Nothing could be further from the truth. There are substantial oil resources in the world, not only in the Persian Gulf, but elsewhere, including a wealth of unconventional oil. Conservative estimates are that Canada's tar sands, Venezuela's heavy oil and shale oil in the United States can and will eventually provide trillions of barrels, enough to last into the indefinite future.
Many of the sources of unconventional oil are located in North America. Developing these unconventional sources of oil was not cost-effective when Middle Eastern countries were willing to sell their oil for less than $20 per barrel, but are cost-effective at far less than the $70 per barrel that these countries are now asking for their oil.
There is no environmentally safe way to drill for oil.
It is true there is no totally safe way to produce oil so long as the word "totally" is emphasized. But the amount of oil lost during the past 25 years has been very, very small.
According to the U.S. Coast Guard, there were 7.4 billion barrels of oil produced in U.S. offshore areas from 1980 to 1999. But only a tiny amount -- less than one-thousandth of 1 percent -- was spilled. That's less than the amount of oil that seeps naturally from the ocean floor.

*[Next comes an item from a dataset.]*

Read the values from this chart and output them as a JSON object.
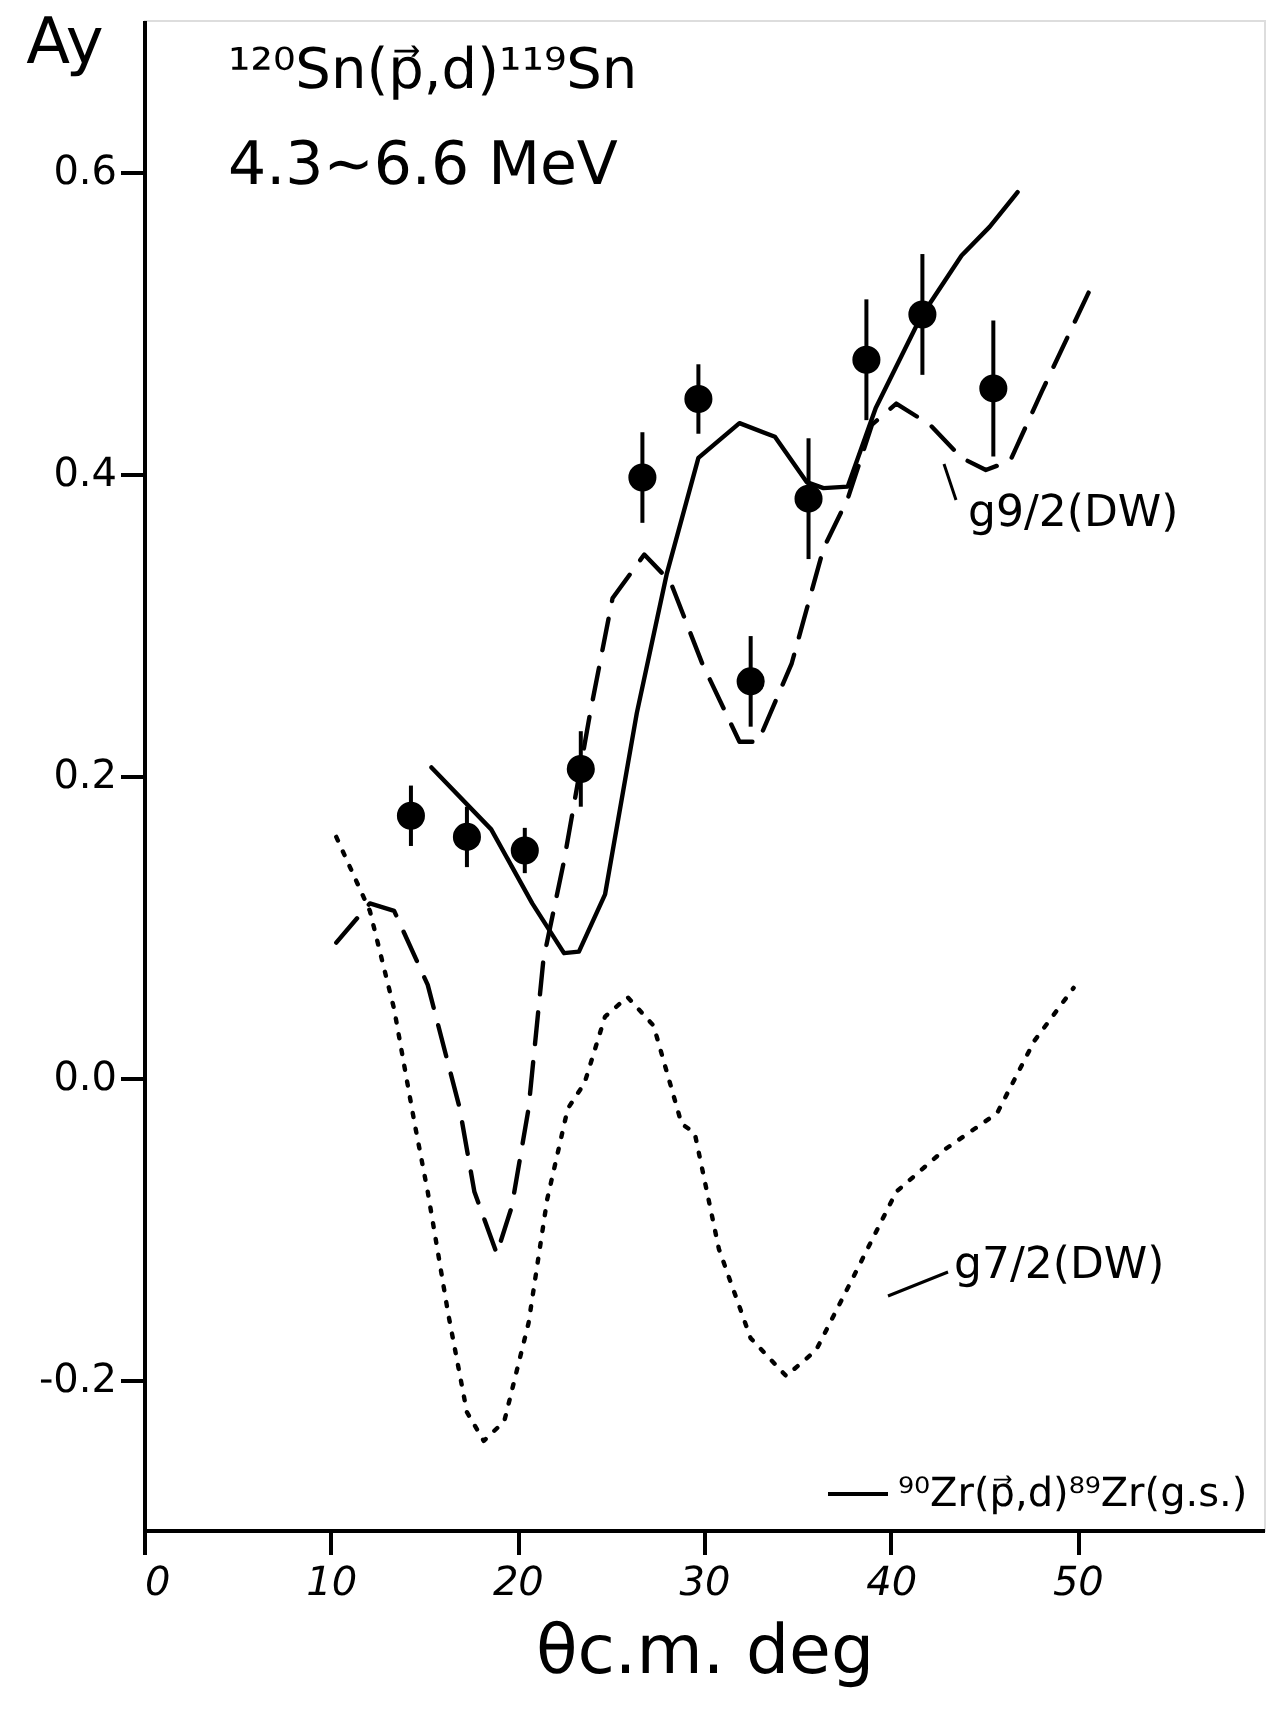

The U.S. has large quantities of untapped oil and gas off the Atlantic coast, in the Gulf of Mexico and in Alaska. We should develop these domestic sources now.
U.S. oil companies are not reinvesting enough of their profits for tomorrow's energy needs.

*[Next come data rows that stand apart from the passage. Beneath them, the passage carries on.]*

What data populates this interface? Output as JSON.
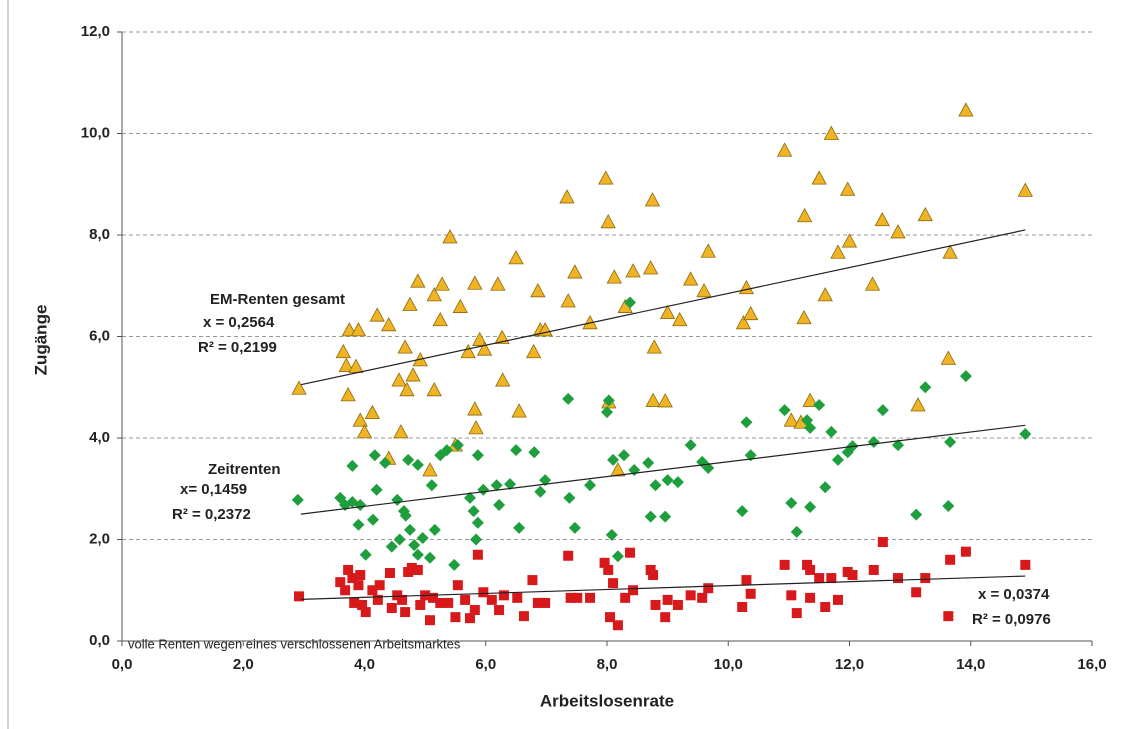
{
  "chart_data": {
    "type": "scatter",
    "x_label": "Arbeitslosenrate",
    "y_label": "Zugänge",
    "xlim": [
      0,
      16
    ],
    "ylim": [
      0,
      12
    ],
    "xticks": [
      {
        "value": 0,
        "label": "0,0"
      },
      {
        "value": 2,
        "label": "2,0"
      },
      {
        "value": 4,
        "label": "4,0"
      },
      {
        "value": 6,
        "label": "6,0"
      },
      {
        "value": 8,
        "label": "8,0"
      },
      {
        "value": 10,
        "label": "10,0"
      },
      {
        "value": 12,
        "label": "12,0"
      },
      {
        "value": 14,
        "label": "14,0"
      },
      {
        "value": 16,
        "label": "16,0"
      }
    ],
    "yticks": [
      {
        "value": 0,
        "label": "0,0"
      },
      {
        "value": 2,
        "label": "2,0"
      },
      {
        "value": 4,
        "label": "4,0"
      },
      {
        "value": 6,
        "label": "6,0"
      },
      {
        "value": 8,
        "label": "8,0"
      },
      {
        "value": 10,
        "label": "10,0"
      },
      {
        "value": 12,
        "label": "12,0"
      }
    ],
    "grid": true,
    "series": [
      {
        "name": "EM-Renten gesamt",
        "marker": "triangle",
        "color": "#f0b323",
        "annotations": [
          "x = 0,2564",
          "R² = 0,2199"
        ],
        "x": [
          2.92,
          3.65,
          3.75,
          3.9,
          3.7,
          3.73,
          3.86,
          3.93,
          4.0,
          4.13,
          4.21,
          4.4,
          4.57,
          4.6,
          4.67,
          4.7,
          4.75,
          4.8,
          4.88,
          4.92,
          5.15,
          5.15,
          5.25,
          5.28,
          5.41,
          5.58,
          5.71,
          5.82,
          5.82,
          5.84,
          5.9,
          5.98,
          6.2,
          6.27,
          6.28,
          6.5,
          6.55,
          6.79,
          6.86,
          6.9,
          6.98,
          7.34,
          7.36,
          7.47,
          7.72,
          7.98,
          8.02,
          8.03,
          8.12,
          8.18,
          8.3,
          8.43,
          8.72,
          8.75,
          8.76,
          8.78,
          8.96,
          9.0,
          9.2,
          9.38,
          9.6,
          9.67,
          10.25,
          10.3,
          10.37,
          10.93,
          11.04,
          11.2,
          11.25,
          11.26,
          11.35,
          11.5,
          11.6,
          11.7,
          11.81,
          11.97,
          12.0,
          12.38,
          12.54,
          12.8,
          13.13,
          13.25,
          13.63,
          13.66,
          13.92,
          14.9,
          4.4,
          5.08,
          5.5
        ],
        "y": [
          4.98,
          5.7,
          6.13,
          6.13,
          5.43,
          4.85,
          5.41,
          4.35,
          4.12,
          4.5,
          6.42,
          6.23,
          5.14,
          4.12,
          5.79,
          4.95,
          6.63,
          5.24,
          7.09,
          5.54,
          6.82,
          4.95,
          6.33,
          7.03,
          7.96,
          6.59,
          5.7,
          7.05,
          4.57,
          4.2,
          5.94,
          5.75,
          7.03,
          5.98,
          5.14,
          7.55,
          4.53,
          5.7,
          6.9,
          6.13,
          6.13,
          8.75,
          6.7,
          7.27,
          6.27,
          9.12,
          8.26,
          4.71,
          7.17,
          3.37,
          6.59,
          7.29,
          7.35,
          8.69,
          4.74,
          5.79,
          4.73,
          6.47,
          6.33,
          7.13,
          6.9,
          7.68,
          6.27,
          6.96,
          6.45,
          9.67,
          4.35,
          4.31,
          6.37,
          8.38,
          4.74,
          9.12,
          6.82,
          10.0,
          7.66,
          8.9,
          7.88,
          7.03,
          8.3,
          8.06,
          4.65,
          8.4,
          5.57,
          7.66,
          10.46,
          8.88,
          3.6,
          3.37,
          3.86
        ],
        "trendline": {
          "x": [
            2.95,
            14.9
          ],
          "y": [
            5.05,
            8.1
          ]
        }
      },
      {
        "name": "Zeitrenten",
        "marker": "diamond",
        "color": "#1e9e3c",
        "annotations": [
          "x= 0,1459",
          "R² = 0,2372"
        ],
        "x": [
          2.9,
          3.6,
          3.68,
          3.8,
          3.93,
          3.8,
          3.9,
          4.02,
          4.14,
          4.17,
          4.2,
          4.34,
          4.45,
          4.54,
          4.58,
          4.65,
          4.68,
          4.72,
          4.75,
          4.82,
          4.88,
          4.88,
          4.96,
          5.08,
          5.11,
          5.16,
          5.25,
          5.36,
          5.48,
          5.54,
          5.74,
          5.8,
          5.84,
          5.87,
          5.87,
          5.96,
          6.18,
          6.22,
          6.4,
          6.5,
          6.55,
          6.8,
          6.9,
          6.98,
          7.36,
          7.38,
          7.47,
          7.72,
          8.0,
          8.03,
          8.08,
          8.1,
          8.18,
          8.28,
          8.38,
          8.45,
          8.68,
          8.72,
          8.8,
          8.96,
          9.0,
          9.17,
          9.38,
          9.57,
          9.67,
          10.23,
          10.3,
          10.37,
          10.93,
          11.04,
          11.13,
          11.3,
          11.35,
          11.35,
          11.5,
          11.6,
          11.7,
          11.81,
          11.97,
          12.05,
          12.4,
          12.55,
          12.8,
          13.1,
          13.25,
          13.63,
          13.66,
          13.92,
          14.9
        ],
        "y": [
          2.78,
          2.82,
          2.68,
          2.74,
          2.68,
          3.45,
          2.29,
          1.7,
          2.39,
          3.66,
          2.98,
          3.51,
          1.86,
          2.78,
          2.0,
          2.56,
          2.47,
          3.57,
          2.19,
          1.89,
          3.47,
          1.7,
          2.03,
          1.64,
          3.07,
          2.19,
          3.66,
          3.76,
          1.5,
          3.86,
          2.82,
          2.56,
          2.0,
          2.33,
          3.66,
          2.98,
          3.07,
          2.68,
          3.09,
          3.76,
          2.23,
          3.72,
          2.94,
          3.17,
          4.77,
          2.82,
          2.23,
          3.07,
          4.51,
          4.74,
          2.09,
          3.57,
          1.67,
          3.66,
          6.67,
          3.37,
          3.51,
          2.45,
          3.07,
          2.45,
          3.17,
          3.13,
          3.86,
          3.53,
          3.41,
          2.56,
          4.31,
          3.66,
          4.55,
          2.72,
          2.15,
          4.35,
          4.2,
          2.64,
          4.65,
          3.03,
          4.12,
          3.57,
          3.72,
          3.84,
          3.92,
          4.55,
          3.86,
          2.49,
          5.0,
          2.66,
          3.92,
          5.22,
          4.08
        ],
        "trendline": {
          "x": [
            2.95,
            14.9
          ],
          "y": [
            2.5,
            4.25
          ]
        }
      },
      {
        "name": "volle Renten wegen eines verschlossenen Arbeitsmarktes",
        "marker": "square",
        "color": "#d7191c",
        "annotations": [
          "x = 0,0374",
          "R² = 0,0976"
        ],
        "x": [
          2.92,
          3.6,
          3.68,
          3.73,
          3.8,
          3.83,
          3.9,
          3.96,
          3.93,
          4.02,
          4.13,
          4.22,
          4.25,
          4.42,
          4.45,
          4.54,
          4.62,
          4.67,
          4.72,
          4.78,
          4.88,
          4.92,
          5.0,
          5.08,
          5.13,
          5.25,
          5.38,
          5.5,
          5.54,
          5.66,
          5.74,
          5.82,
          5.87,
          5.96,
          6.1,
          6.22,
          6.3,
          6.52,
          6.63,
          6.77,
          6.86,
          6.98,
          7.36,
          7.4,
          7.51,
          7.72,
          7.96,
          8.02,
          8.05,
          8.1,
          8.18,
          8.3,
          8.38,
          8.43,
          8.72,
          8.76,
          8.8,
          8.96,
          9.0,
          9.17,
          9.38,
          9.57,
          9.67,
          10.23,
          10.3,
          10.37,
          10.93,
          11.04,
          11.13,
          11.3,
          11.35,
          11.35,
          11.5,
          11.6,
          11.7,
          11.81,
          11.97,
          12.05,
          12.4,
          12.55,
          12.8,
          13.1,
          13.25,
          13.63,
          13.66,
          13.92,
          14.9
        ],
        "y": [
          0.88,
          1.16,
          1.0,
          1.4,
          1.24,
          0.75,
          1.1,
          0.71,
          1.3,
          0.57,
          1.0,
          0.81,
          1.1,
          1.34,
          0.65,
          0.9,
          0.81,
          0.57,
          1.36,
          1.44,
          1.4,
          0.71,
          0.9,
          0.41,
          0.85,
          0.75,
          0.75,
          0.47,
          1.1,
          0.81,
          0.45,
          0.61,
          1.7,
          0.96,
          0.81,
          0.61,
          0.9,
          0.85,
          0.49,
          1.2,
          0.75,
          0.75,
          1.68,
          0.85,
          0.85,
          0.85,
          1.54,
          1.4,
          0.47,
          1.14,
          0.31,
          0.85,
          1.74,
          1.0,
          1.4,
          1.3,
          0.71,
          0.47,
          0.81,
          0.71,
          0.9,
          0.85,
          1.04,
          0.67,
          1.2,
          0.93,
          1.5,
          0.9,
          0.55,
          1.5,
          1.4,
          0.85,
          1.24,
          0.67,
          1.24,
          0.81,
          1.36,
          1.3,
          1.4,
          1.95,
          1.24,
          0.96,
          1.24,
          0.49,
          1.6,
          1.76,
          1.5
        ],
        "trendline": {
          "x": [
            2.95,
            14.9
          ],
          "y": [
            0.82,
            1.28
          ]
        }
      }
    ]
  }
}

The oil and natural gas Americans consume today comes from industry investments made years or even decades ago. The five major companies made $650 billion in new investments from 1992 through the first three quarters of 2005, according to research by the accounting firm Ernst & Young.
Earnings today are enabling oil companies to make the needed investments to develop tomorrow's technologies. It takes several years for these huge investments to complete construction, but they will be producing in the next few years.

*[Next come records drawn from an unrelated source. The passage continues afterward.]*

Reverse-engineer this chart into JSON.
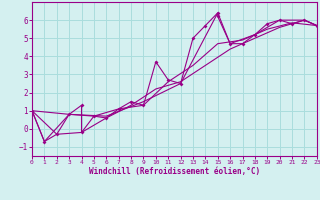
{
  "xlabel": "Windchill (Refroidissement éolien,°C)",
  "background_color": "#d4f0f0",
  "grid_color": "#aadddd",
  "line_color": "#990088",
  "xlim": [
    0,
    23
  ],
  "ylim": [
    -1.5,
    7.0
  ],
  "xticks": [
    0,
    1,
    2,
    3,
    4,
    5,
    6,
    7,
    8,
    9,
    10,
    11,
    12,
    13,
    14,
    15,
    16,
    17,
    18,
    19,
    20,
    21,
    22,
    23
  ],
  "yticks": [
    -1,
    0,
    1,
    2,
    3,
    4,
    5,
    6
  ],
  "series1": [
    [
      0,
      1.0
    ],
    [
      1,
      -0.7
    ],
    [
      2,
      -0.3
    ],
    [
      3,
      0.8
    ],
    [
      4,
      1.3
    ],
    [
      4,
      -0.2
    ],
    [
      5,
      0.7
    ],
    [
      6,
      0.6
    ],
    [
      7,
      1.1
    ],
    [
      8,
      1.5
    ],
    [
      9,
      1.3
    ],
    [
      10,
      3.7
    ],
    [
      11,
      2.7
    ],
    [
      12,
      2.5
    ],
    [
      13,
      5.0
    ],
    [
      14,
      5.7
    ],
    [
      15,
      6.4
    ],
    [
      15,
      6.2
    ],
    [
      16,
      4.7
    ],
    [
      17,
      4.7
    ],
    [
      18,
      5.2
    ],
    [
      19,
      5.8
    ],
    [
      20,
      6.0
    ],
    [
      21,
      5.8
    ],
    [
      22,
      6.0
    ],
    [
      23,
      5.7
    ]
  ],
  "series2": [
    [
      0,
      1.0
    ],
    [
      1,
      -0.7
    ],
    [
      3,
      0.8
    ],
    [
      5,
      0.7
    ],
    [
      7,
      1.1
    ],
    [
      9,
      1.3
    ],
    [
      11,
      2.6
    ],
    [
      13,
      3.5
    ],
    [
      15,
      4.7
    ],
    [
      17,
      4.9
    ],
    [
      19,
      5.5
    ],
    [
      21,
      5.85
    ],
    [
      23,
      5.7
    ]
  ],
  "series3": [
    [
      0,
      1.0
    ],
    [
      2,
      -0.3
    ],
    [
      4,
      -0.2
    ],
    [
      6,
      0.6
    ],
    [
      8,
      1.3
    ],
    [
      10,
      2.2
    ],
    [
      12,
      2.6
    ],
    [
      14,
      3.5
    ],
    [
      16,
      4.4
    ],
    [
      18,
      5.0
    ],
    [
      20,
      5.6
    ],
    [
      22,
      6.0
    ],
    [
      23,
      5.7
    ]
  ],
  "series4": [
    [
      0,
      1.0
    ],
    [
      3,
      0.8
    ],
    [
      6,
      0.7
    ],
    [
      9,
      1.5
    ],
    [
      12,
      2.5
    ],
    [
      15,
      6.4
    ],
    [
      16,
      4.7
    ],
    [
      18,
      5.2
    ],
    [
      20,
      6.0
    ],
    [
      22,
      6.0
    ],
    [
      23,
      5.7
    ]
  ]
}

There are realistic alternatives to oil.
Not now. The alternatives tend to fall into three categories. Either they're too economically expensive, such as corn based ethanol; too limited, such as electric batteries; or too uncertain, such as hydrogen. Even if we can use hydrogen for fuel cells to power automobiles, the infrastructure needed to produce, distribute and retail hydrogen won't be available for many decades.
Because of its abundance and economic advantages, oil will remain the dominant source of energy for many decades to come. It won't be as cheap as it was in the past, but it will be available in abundance at less than today's temporarily high prices.
Donald W. Lyons is a professor of mechanical and aerospace engineering at the West Virginia University College of Engineering and Mineral Resources.